A jovem cantora lírica manifestou, também, que o que a faz manter-se ligado ao canto lírico é a constante ideia de que o desenvolvimento pessoal e profissional não tem fim e o facto através do canto lírico emocionar-se e deixar-se inspirar constantemente pelos outros.

“Esta sensação de que meu desenvolvimento pessoal e profissional é um caminho sem fim. E que durante esse caminho tenho a sorte de me emocionar e inspirar constantemente pelos outros”, atestou.

Entre os vários autores que já interpretou, Inês Pinto escolheu Mozart.  

“Mozart porque adoro o seu lado cómico e a maneira como ele o traduz na música”,  confessou, admitindo ser uma admiradora de Edita Gruberova, soprano eslovaca, das mais aclamadas das últimas décadas.

“Depende do repertório, mas no meu tipo de repertório é a Edita Gruberova”, acrescentou.

“Em Portugal é muito difícil e instável. Tenho a certeza que tenho que sair de Portugal para conseguir ser cantora profissional”

Já quanto ao seu futuro profissional, a jovem paredense manifestou querer  fazer carreira profissional, mas concordou que em Portugal as hipóteses para se singrar no canto lírico são escassas, pelo que terá de ponderar sair do país.

“Em Portugal é muito difícil e instável.

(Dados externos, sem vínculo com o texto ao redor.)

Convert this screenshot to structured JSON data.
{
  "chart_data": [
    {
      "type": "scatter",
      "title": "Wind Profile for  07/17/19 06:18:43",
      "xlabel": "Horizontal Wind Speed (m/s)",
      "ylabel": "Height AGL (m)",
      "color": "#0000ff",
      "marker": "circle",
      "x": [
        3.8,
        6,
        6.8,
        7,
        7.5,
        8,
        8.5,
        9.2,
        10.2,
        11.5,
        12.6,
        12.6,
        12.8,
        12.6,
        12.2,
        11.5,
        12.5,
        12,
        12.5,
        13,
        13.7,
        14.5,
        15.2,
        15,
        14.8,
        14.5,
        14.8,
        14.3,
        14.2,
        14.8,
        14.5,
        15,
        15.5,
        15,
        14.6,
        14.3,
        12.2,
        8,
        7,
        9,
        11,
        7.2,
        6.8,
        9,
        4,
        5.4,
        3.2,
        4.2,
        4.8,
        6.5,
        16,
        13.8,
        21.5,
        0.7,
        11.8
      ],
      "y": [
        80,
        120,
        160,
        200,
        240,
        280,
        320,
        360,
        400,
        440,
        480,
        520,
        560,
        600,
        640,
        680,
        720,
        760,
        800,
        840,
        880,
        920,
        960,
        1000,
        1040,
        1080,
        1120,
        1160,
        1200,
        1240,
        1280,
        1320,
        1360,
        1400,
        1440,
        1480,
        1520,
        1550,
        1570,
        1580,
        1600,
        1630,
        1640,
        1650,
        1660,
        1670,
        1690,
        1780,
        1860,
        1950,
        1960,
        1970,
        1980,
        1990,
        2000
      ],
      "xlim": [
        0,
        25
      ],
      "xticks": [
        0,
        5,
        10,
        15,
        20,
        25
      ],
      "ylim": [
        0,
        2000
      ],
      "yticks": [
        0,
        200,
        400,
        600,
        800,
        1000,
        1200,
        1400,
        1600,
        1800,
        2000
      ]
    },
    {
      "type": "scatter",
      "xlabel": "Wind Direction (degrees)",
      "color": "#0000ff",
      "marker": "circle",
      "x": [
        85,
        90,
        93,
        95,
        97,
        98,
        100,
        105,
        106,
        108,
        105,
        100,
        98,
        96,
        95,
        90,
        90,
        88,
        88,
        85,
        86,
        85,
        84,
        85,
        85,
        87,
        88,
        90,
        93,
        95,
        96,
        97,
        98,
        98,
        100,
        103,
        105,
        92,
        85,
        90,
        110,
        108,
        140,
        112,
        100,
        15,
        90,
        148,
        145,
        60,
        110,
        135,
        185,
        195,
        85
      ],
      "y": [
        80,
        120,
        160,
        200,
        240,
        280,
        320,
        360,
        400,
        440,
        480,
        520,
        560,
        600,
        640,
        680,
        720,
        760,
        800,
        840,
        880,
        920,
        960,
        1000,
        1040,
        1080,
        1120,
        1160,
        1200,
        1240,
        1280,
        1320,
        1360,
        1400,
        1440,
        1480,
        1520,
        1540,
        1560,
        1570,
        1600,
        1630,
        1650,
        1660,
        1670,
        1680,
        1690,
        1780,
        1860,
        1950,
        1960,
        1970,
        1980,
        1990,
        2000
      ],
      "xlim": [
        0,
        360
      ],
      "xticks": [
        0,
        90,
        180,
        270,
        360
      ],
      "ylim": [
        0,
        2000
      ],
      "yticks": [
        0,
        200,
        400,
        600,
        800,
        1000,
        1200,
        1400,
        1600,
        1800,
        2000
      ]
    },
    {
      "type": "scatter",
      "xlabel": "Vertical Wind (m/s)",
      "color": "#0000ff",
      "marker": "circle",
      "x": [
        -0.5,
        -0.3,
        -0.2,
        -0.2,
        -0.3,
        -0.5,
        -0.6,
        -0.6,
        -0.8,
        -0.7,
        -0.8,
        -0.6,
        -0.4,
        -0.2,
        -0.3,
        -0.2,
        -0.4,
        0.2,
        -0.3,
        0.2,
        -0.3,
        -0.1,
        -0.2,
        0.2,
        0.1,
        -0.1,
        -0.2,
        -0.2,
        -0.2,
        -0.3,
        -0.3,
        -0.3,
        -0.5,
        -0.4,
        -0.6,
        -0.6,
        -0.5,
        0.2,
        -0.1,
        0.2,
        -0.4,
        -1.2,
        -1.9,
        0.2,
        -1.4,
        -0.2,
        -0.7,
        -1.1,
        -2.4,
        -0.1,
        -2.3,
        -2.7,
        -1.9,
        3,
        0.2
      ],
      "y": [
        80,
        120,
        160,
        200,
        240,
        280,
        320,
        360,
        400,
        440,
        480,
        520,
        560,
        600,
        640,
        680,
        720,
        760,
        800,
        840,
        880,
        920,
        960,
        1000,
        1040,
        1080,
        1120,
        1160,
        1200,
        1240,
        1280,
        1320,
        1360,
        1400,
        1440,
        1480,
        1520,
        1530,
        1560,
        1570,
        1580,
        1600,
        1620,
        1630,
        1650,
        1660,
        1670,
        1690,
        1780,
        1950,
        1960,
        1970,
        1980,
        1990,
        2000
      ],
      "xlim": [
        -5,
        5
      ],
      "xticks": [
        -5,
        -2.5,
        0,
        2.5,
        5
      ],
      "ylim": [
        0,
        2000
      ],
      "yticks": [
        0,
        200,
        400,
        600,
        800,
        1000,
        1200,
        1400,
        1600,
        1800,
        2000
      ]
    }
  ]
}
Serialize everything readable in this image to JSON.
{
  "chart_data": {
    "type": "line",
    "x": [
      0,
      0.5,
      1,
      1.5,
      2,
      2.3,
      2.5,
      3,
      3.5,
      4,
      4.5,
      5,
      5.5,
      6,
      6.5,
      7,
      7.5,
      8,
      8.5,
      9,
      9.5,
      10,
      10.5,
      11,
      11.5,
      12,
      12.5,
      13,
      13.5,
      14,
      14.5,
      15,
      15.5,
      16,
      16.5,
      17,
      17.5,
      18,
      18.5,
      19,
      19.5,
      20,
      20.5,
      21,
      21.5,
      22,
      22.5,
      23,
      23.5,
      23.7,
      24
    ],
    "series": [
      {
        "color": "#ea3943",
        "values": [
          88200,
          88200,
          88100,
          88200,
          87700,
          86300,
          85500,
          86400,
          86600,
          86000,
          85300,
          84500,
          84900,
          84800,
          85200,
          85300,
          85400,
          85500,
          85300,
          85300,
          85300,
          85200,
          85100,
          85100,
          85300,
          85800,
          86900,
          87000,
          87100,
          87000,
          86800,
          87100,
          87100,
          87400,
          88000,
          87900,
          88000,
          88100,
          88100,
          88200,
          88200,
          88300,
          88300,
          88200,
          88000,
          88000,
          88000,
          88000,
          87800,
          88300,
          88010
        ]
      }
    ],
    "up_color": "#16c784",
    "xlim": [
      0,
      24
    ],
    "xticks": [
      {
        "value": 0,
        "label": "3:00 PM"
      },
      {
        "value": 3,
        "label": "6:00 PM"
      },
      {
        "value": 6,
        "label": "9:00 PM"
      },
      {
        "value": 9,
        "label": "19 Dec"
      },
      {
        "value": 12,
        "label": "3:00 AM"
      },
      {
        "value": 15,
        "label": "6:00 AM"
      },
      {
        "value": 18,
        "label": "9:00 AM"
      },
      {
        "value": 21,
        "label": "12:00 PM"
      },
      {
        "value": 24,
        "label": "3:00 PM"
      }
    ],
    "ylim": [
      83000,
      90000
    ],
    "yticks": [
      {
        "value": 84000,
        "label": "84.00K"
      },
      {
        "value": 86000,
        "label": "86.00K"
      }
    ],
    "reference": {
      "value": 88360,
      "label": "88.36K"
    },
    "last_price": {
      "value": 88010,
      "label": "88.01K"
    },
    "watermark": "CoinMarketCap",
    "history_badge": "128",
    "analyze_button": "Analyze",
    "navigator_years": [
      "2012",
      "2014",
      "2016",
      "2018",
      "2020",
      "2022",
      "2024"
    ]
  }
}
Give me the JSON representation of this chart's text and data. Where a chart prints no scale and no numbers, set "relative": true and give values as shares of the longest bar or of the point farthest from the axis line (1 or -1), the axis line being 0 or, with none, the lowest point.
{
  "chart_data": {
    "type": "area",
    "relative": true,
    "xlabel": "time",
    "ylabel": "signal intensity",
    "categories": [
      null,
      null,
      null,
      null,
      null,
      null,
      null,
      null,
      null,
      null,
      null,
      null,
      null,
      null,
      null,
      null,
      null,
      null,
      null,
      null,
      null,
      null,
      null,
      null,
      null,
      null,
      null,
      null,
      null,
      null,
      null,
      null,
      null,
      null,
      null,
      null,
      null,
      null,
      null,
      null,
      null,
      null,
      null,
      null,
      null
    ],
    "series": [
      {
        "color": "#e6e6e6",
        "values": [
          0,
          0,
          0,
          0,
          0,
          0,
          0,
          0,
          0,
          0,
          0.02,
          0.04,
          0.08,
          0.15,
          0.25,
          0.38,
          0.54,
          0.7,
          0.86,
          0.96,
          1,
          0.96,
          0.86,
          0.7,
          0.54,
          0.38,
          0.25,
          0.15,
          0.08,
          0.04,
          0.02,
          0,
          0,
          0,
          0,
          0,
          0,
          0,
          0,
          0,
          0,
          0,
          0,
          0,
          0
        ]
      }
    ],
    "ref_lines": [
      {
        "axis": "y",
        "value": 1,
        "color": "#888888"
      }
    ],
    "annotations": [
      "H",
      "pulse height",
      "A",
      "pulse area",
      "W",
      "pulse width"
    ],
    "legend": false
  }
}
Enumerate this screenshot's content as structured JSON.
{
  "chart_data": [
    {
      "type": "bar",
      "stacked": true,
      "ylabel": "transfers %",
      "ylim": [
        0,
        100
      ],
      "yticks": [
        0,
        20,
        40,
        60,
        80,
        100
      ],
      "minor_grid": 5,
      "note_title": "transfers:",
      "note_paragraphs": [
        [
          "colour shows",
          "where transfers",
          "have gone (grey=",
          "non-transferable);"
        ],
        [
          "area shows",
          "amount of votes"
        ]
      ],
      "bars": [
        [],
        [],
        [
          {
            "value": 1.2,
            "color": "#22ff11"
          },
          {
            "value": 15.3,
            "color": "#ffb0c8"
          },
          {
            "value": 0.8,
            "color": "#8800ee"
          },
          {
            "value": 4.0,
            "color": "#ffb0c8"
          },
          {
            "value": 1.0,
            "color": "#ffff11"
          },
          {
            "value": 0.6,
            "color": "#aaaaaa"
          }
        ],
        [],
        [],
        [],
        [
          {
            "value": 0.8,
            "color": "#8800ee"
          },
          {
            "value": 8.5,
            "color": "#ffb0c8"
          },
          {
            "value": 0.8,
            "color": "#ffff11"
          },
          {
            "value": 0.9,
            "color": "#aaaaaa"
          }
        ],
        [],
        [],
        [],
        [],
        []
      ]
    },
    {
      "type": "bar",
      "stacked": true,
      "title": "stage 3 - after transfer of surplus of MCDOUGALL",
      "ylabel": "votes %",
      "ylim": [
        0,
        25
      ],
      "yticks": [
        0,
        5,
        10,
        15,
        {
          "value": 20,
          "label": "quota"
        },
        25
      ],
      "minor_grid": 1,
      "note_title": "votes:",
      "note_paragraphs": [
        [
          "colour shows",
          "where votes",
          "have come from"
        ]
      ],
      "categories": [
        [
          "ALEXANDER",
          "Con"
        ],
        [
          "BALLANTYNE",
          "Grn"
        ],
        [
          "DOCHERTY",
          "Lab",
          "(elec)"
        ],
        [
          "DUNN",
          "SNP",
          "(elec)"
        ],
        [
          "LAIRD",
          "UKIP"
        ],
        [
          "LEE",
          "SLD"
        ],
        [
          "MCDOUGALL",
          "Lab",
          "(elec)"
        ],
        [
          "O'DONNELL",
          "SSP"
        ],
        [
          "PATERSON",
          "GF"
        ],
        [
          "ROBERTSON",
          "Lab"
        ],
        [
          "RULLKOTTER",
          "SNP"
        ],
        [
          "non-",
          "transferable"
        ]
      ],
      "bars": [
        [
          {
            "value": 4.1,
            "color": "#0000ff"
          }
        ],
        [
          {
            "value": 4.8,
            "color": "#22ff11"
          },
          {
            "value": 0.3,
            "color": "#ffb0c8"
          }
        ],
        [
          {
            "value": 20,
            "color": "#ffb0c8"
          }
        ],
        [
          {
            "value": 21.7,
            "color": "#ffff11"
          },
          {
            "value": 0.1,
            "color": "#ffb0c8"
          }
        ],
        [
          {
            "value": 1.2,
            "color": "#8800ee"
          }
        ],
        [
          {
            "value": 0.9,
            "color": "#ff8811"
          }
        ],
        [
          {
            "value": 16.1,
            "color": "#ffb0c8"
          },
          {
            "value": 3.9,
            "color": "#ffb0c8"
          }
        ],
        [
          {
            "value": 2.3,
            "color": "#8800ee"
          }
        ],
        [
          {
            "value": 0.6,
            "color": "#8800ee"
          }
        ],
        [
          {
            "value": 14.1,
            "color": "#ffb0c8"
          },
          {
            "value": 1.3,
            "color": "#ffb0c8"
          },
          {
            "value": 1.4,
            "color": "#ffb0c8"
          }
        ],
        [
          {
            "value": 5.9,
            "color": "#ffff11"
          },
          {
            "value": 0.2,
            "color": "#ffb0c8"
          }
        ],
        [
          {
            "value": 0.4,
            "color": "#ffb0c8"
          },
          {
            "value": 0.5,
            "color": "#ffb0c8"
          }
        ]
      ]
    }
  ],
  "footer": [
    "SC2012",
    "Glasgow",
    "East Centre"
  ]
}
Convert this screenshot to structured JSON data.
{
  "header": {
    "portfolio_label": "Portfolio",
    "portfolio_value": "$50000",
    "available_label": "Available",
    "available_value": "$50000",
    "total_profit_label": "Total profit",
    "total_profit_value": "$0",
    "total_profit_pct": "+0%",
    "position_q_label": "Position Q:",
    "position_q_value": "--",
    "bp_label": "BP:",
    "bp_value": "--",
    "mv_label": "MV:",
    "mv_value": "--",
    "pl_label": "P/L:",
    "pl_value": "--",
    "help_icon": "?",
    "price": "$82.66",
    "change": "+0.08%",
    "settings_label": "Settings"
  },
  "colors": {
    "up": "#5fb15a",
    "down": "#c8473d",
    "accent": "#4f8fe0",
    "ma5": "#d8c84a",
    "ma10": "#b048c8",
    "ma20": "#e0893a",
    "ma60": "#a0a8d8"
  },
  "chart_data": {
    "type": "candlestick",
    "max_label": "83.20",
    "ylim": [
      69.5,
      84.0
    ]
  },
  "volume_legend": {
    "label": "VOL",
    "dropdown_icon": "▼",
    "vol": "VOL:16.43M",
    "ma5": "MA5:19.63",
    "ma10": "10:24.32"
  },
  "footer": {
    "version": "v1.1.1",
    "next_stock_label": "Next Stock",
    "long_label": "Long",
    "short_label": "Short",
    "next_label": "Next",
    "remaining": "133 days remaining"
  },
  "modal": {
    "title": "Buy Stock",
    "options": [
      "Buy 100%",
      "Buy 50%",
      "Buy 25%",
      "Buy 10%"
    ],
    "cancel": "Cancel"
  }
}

Tenho a certeza que tenho que sair de Portugal para conseguir ser cantora profissional”, asseverou, precisando que os apoios que existem nesta área não mínimos e os que existem são bastante limitativos.

“Não conheço nenhum apoio do Estado. Por isso, se houvesse era fantástico”, acrescentou, reconhecendo que a cultura deveria ser mais acarinhada pelas pelos organismos e entidades oficiais.

“Acho que a cultura deveria receber mais apoio por parte do Estado. No entanto, é importante perceber que outras áreas como a saúde e a educação precisam de mais investimento que a cultura. E por isso o dinheiro investido na cultura acaba por ser menor”, reconheceu.

Ao Novum Canal, a cantora lírica manifestou que também ela sentiu de alguma forma o impacto da crise sanitária, tendo sido obrigada a adiar alguns dos concertos que estavam já agendados.

“Devido ao Covid-19 vi todos os meus espetáculos a serem cancelados, principalmente os que tinha em Inglaterra”, atalhou.